Cosmic Array


This project deployed 16 individual cosmic ray detectors on the banks of the Elder Park foreshore in Adelaide. Supported by Splash Adelaide 2017 and is built in collaboration with Darren Curtis an artist-musician from Sacred Resonance.

When the public came to visit this installation, they experience how cosmic rays are all around us and arrive in showers of particles. Each detector randomly twinkles with colours and sounds triggered by cosmic rays. The experience not unlike colourful wind chimes.

However, as cosmic rays arrive in showers of particles, some of these detectors will trigger in unison and others randomly.  A similar experience to what can be witnessed in nature like the sounds of Cicadas or the flashing light of Fireflies, where both sound and light fade in and out from randomness to unison.

Cosmic Rays have been present throughout the entire evolutionary history of life on our planet and so this display reinforces our connection with the universe and the importance of science and understanding the natural world.

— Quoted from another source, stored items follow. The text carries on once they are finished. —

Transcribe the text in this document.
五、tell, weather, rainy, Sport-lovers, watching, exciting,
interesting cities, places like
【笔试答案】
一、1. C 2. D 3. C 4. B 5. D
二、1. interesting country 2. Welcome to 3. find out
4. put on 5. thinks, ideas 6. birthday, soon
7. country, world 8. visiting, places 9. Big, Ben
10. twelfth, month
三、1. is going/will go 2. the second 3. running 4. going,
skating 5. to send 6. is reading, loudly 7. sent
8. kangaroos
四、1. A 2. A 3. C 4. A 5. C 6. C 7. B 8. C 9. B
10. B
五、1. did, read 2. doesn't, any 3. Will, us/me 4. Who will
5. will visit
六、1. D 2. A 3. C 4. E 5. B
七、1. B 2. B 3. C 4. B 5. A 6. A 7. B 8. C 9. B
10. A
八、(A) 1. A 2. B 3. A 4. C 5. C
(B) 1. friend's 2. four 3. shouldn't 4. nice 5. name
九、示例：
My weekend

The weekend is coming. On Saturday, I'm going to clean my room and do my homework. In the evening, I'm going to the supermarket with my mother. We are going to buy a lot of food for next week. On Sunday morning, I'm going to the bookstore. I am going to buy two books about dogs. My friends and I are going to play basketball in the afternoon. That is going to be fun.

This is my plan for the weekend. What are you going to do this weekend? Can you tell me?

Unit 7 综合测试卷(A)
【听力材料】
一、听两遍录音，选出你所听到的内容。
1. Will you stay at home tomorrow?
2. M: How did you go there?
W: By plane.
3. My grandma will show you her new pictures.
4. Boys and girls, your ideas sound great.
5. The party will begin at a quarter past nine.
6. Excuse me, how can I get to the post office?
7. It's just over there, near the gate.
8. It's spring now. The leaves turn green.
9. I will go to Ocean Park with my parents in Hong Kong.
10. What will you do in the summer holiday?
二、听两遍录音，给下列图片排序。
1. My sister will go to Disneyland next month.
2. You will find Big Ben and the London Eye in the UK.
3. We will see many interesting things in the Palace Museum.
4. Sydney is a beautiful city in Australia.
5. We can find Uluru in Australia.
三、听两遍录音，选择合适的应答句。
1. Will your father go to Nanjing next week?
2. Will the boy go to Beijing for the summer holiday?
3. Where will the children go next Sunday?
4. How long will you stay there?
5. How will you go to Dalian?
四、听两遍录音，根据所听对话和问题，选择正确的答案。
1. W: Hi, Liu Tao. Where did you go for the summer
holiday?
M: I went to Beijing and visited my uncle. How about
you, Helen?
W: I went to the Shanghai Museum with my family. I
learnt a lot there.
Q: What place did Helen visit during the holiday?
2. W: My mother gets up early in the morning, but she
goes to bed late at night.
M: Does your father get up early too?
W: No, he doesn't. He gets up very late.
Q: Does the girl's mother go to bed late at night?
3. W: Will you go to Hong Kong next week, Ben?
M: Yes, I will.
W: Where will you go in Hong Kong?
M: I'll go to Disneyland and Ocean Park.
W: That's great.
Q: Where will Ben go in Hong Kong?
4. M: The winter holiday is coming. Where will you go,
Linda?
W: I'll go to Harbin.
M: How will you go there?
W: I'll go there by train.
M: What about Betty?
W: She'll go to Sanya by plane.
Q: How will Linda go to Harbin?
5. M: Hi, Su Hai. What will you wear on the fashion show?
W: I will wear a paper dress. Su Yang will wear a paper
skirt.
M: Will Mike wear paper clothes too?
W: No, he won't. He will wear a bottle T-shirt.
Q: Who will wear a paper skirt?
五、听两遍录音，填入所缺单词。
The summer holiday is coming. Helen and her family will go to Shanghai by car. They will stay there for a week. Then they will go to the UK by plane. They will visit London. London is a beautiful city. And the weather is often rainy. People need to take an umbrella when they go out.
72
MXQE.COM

The project had no agenda other than the first of many thought-provoking art/science installations.  Which will provide an interesting window into the universe and the natural world around us, leaving the observer to form their own connections and conclusions.

Each detector in the array will produce a bright flash of one of 4 colours (red, green, blue or white). In the same manner, one of 3 musical notes ( e.g. C, F, G or other notes) or all 3 notes together depending on the direction and angle of an ionising particle called a muon passes through two or more Geiger–Müller tubes simultaneously.  A combination of radiation copper shielding and coincidence detection methods were used to filter local background radiation.

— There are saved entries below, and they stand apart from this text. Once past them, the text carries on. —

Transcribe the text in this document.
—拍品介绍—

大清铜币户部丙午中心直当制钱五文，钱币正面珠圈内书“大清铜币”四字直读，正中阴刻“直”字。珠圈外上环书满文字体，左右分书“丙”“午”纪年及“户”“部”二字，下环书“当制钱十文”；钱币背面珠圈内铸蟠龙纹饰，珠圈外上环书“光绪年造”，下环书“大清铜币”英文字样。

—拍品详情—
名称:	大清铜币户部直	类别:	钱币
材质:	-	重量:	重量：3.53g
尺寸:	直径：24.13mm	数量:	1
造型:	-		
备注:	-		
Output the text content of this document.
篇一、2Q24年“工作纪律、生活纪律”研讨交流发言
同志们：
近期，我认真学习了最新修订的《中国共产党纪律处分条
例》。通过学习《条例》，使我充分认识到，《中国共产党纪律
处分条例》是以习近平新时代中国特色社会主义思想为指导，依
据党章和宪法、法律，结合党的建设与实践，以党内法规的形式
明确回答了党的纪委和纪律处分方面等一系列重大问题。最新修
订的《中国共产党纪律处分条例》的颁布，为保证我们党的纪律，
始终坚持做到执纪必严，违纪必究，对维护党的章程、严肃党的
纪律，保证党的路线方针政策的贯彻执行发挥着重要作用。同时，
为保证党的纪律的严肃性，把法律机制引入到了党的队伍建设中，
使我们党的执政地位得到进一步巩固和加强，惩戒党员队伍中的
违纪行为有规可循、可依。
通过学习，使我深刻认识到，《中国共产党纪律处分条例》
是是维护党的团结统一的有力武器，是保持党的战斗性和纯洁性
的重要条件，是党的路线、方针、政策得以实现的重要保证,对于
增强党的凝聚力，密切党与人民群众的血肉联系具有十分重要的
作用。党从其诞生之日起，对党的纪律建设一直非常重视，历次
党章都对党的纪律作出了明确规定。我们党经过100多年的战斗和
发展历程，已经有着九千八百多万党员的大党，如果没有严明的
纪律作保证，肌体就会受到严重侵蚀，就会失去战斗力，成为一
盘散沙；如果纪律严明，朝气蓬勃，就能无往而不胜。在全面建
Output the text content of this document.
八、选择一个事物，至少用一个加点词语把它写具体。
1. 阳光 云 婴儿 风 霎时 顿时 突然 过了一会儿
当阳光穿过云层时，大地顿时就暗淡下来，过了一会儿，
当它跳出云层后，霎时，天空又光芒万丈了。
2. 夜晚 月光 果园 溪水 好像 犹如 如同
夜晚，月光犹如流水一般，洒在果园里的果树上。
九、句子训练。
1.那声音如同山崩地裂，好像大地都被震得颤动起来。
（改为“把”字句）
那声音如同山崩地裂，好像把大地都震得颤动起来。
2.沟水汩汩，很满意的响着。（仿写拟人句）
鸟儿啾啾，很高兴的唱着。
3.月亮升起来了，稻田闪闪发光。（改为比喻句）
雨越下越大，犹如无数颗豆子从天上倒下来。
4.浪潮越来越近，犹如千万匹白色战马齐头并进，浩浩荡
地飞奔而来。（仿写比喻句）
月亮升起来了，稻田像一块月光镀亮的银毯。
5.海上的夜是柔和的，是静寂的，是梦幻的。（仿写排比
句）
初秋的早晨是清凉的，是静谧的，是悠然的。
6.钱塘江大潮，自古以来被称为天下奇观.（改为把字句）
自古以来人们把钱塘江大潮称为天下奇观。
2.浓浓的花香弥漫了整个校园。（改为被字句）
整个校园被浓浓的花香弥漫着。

The system used for playing sounds and other IoT functions utilises the latest Raspberry Pi Zero W and the code was developed by Paul Schulz.  The IoT setup was very successful with this arrangement and were able to stream live data to another computer where it was mapped into music using MAX/MSP software.

Overview block diagram of operation includes

Circuit diagram of the central detector

PCB Layout of the central detector 96.5mm X 63.5mm

Raspberry Pi Zero W pinout

A note about Geiger–Müller Tubes
I’ve had comments regarding the validity of using Geiger–Müller Tubes for a cosmic ray (muon) detector. Pointing out that Photomultipliers and scintillation panels are best, and yes the are far more effective. However, they are also expensive, whereas Geiger–Müller tubes are relatively cheap and easily available to purchase.

Although I’m currently working on a solid-state detector there are a few issues yet to overcome, so this is still a few months away.

History is full of examples of physicists using Geiger–Müller tubes for cosmic ray observations up to the 80s. Geiger Tube Telescopes (GTT) were used by NASA including many Pioneer spacecraft missions and others. One most notable user was Bruno Benedetto Rossi a famous Italian experimental physicist who made major contributions to particle physics and the study of cosmic rays. At the age of 24, he fabricated his own Cosmic Ray detector using Geiger–Müller tubes and then went on to invent the first practical electronic coincident circuit.

This a part of a larger project I am developing and this proof of concept instaltion was a finalist in the 2017 Hackaday Prize competition.